In theory, sushi can be enjoyed just about any way you like.
However, if you want to eat sushi like a Tokyo local, the etiquette changes according to the setting.
Sushi’s origins date back to the 10th century. Narezushi, the most primitive version of the dish, was made with fermented fish preserved with salt and raw rice.
Edomae—or Tokyo-style—sushi, which is what most diners are familiar with today, is thought to have originated in the 1800s. It typically revolves around nigiri — fish with pressed rice — which can be topped with several dozen types of seafood and other ingredients, not only fish.
The tips below are intended to separate the uninitiated from those in the know, whether you’re dining at a simple chain restaurant (which in many ways are closer to the dish’s street-food roots in Japan) or the rarefied establishments of Tokyo’s upscale Ginza neighborhood.
With two Michelin stars and only seven seats, Sushi Sawada, located behind Tokyo’s most prestigious intersection of Ginza 4-chome, is a cathedral to sushi – and to owner Koji Sawada’s continuous quest for perfection of the art form.
Sawada seasons his ingredients with his own soy sauce blend or a sprinkle of sea salt before combining them on the rice, so there’s no need for additional soy sauce to dip.

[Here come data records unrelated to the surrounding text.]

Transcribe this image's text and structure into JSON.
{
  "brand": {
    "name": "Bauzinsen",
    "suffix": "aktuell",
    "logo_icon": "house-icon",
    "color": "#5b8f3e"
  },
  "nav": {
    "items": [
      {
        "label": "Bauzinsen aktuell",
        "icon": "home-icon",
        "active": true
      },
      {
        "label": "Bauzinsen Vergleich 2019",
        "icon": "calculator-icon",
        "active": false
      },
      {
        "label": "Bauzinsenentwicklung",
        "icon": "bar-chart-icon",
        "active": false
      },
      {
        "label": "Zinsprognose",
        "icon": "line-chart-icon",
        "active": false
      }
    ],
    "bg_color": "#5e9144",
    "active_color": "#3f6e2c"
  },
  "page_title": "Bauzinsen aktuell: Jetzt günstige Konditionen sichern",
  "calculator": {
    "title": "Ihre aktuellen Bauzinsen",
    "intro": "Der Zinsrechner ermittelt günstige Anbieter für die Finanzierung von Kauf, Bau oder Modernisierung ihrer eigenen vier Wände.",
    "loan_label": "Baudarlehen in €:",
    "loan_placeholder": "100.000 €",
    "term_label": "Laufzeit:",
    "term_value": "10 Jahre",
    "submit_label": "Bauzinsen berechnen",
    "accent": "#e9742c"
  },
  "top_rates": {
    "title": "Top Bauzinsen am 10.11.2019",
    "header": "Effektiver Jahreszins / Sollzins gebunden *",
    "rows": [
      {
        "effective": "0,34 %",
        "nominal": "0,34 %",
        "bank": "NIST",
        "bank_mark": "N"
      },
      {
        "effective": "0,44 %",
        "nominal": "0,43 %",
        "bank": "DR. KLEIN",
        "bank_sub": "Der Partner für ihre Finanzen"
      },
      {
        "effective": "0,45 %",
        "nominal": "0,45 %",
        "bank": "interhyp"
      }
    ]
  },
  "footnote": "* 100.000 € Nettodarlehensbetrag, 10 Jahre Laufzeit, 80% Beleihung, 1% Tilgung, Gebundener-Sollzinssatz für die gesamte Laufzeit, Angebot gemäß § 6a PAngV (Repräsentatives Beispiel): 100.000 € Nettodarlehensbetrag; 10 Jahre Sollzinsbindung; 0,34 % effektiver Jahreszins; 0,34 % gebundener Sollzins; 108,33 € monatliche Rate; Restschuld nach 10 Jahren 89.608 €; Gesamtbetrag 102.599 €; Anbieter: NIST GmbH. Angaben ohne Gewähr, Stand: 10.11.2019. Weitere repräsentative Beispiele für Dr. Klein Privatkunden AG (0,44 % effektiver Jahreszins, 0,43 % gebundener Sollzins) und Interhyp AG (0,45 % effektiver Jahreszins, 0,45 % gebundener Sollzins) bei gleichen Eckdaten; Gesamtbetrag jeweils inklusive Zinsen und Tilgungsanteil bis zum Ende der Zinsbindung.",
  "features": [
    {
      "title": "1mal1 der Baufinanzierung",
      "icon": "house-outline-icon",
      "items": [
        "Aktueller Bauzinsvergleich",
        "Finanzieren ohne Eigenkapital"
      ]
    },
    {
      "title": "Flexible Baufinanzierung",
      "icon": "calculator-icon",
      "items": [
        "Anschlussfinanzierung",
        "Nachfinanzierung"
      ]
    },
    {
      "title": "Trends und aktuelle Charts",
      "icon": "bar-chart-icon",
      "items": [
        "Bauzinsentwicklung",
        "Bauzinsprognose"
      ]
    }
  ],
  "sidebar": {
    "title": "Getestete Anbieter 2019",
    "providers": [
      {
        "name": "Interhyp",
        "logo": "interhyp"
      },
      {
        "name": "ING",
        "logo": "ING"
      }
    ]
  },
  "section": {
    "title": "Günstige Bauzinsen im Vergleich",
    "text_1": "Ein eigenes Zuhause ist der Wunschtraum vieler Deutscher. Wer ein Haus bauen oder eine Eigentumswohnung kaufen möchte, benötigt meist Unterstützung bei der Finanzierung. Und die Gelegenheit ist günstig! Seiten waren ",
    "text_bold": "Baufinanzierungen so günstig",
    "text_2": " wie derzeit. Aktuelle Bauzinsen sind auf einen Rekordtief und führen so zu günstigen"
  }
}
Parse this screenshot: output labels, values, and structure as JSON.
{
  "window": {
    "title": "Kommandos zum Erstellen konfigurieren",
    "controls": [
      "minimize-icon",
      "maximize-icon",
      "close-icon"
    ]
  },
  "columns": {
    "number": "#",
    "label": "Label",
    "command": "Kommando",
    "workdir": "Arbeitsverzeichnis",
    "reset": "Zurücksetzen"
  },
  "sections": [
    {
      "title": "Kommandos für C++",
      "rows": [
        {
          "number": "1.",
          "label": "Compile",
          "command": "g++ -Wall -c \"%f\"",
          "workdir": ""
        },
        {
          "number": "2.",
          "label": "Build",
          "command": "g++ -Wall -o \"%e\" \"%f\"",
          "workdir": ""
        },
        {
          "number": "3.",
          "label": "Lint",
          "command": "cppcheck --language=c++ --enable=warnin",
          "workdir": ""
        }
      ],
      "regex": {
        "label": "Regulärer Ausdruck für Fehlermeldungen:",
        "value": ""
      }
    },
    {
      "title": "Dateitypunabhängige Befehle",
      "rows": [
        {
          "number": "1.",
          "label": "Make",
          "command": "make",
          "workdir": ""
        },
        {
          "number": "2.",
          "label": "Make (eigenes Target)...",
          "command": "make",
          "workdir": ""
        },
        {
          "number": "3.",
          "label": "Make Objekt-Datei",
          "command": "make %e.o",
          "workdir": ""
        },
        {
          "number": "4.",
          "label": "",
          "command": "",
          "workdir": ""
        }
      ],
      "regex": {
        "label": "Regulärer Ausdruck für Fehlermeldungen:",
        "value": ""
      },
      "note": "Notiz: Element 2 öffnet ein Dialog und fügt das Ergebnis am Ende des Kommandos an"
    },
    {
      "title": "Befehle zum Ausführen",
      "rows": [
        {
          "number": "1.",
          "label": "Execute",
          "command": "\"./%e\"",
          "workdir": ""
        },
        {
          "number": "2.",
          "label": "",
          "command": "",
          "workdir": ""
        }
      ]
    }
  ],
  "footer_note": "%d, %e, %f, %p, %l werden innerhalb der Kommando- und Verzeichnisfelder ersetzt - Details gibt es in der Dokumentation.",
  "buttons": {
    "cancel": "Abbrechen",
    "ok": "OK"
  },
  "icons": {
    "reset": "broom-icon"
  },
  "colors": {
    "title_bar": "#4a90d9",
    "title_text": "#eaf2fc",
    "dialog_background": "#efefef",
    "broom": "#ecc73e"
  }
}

But as the customer is always right, additional sauce is available on request. Sawada suggests the best way to use it is first to take the sushi and then turn it upside down and dip the fish side.
There’s a practical reason for inverting your sushi: there’s a good chance the rice will fall apart if it’s dipped directly. It will also soak up too much sauce, ruining the flavor balance.
Every sushi-ya—or sushi master—will give you a personal o-shibori or hand towel to wipe your fingers with before eating and between bites. Alongside the soy sauce will likely be a tub of sweet pickled ginger, known as gari, to refresh the palate.
Use chopsticks to pick some up and place it on your individual sushi board, called a geta for its resemblance to a wooden clog of the same name.
The chef will normally add grated wasabi, hot Japanese horseradish, to the block of rice as the sushi is pressed.
Again, the customer can choose his or her preferred way to eat the dish, though be aware that slathers of wasabi are a fair giveaway of a novice, as it will overpower the flavor of the fish.
Chopsticks: Pros and cons
There’s something practical about eating with your hands, and in the case of people who eat sushi, the practice may also suggest a casual and carefree persona. Sawada understands this, and would rather not see his sushi handled with chopsticks — although he does provide them on request.
However, at another prized sushi stop, Magurobito—”The Tuna Guys”—in Asakusa, chef Goh Saito says, “Almost everyone these days uses chopsticks. It’s for hygiene.”
A further reason to skip chopsticks is that the rice block in the best sushi is often molded quite loosely. Sawada describes his method as packing “a lot of air between the grains.”
Avoiding faux pas
Many of the best sushi-ya have no menus, but will instead offer different price ranges for fixed courses. You can still order individual items, though this will be more expensive.
Rather than lining up a range of sushi, the master will offer each piece as it’s made.
Feel free to ask for a repeat of anything you especially liked. A common faux pas is when a customer fails to inform the master in advance of dislikes or allergies.
Ingredients that commonly provoke reactions are shrimp (ebi); shellfish (kai) and sometimes uni (pronounced oohni), sea urchin. Some people dislike the “fishiness” of items such as mackerel, sardines and herring, collectively known as “glistening things,” or hikari mono.
Most mid-range sushi-ya offer courses. If the course you choose includes anything you can’t eat, say the name followed by nashi kudasai, “exclude, please”. If you’re unconcerned about budget and only want the best the master has to offer, tell him o-makase shimasu – which basically means ‘I’ll leave it up to you.’
Of course, chain sushi restaurants make things easier — most offer photographic menus and you can simply serve yourself.
Finishing the meal
Sushi restaurants in Japan serve green or brown roasted tea at the end of a meal before the check arrives. The tea is called agari.
At many high-grade and traditional establishments, the check may come as no more than a handwritten number on a tiny piece of paper. This is often a shock.
Though the new generation of sushi chefs makes a point of being customer-friendly, a top class sushi-ya can still be daunting, even for locals.
In fact, very few ordinary Japanese get to enjoy sushi at the absolute highest level, so if you’re able to take a local friend along, don’t be surprised to learn it’s their first time, and they are as much in awe of the experience as you.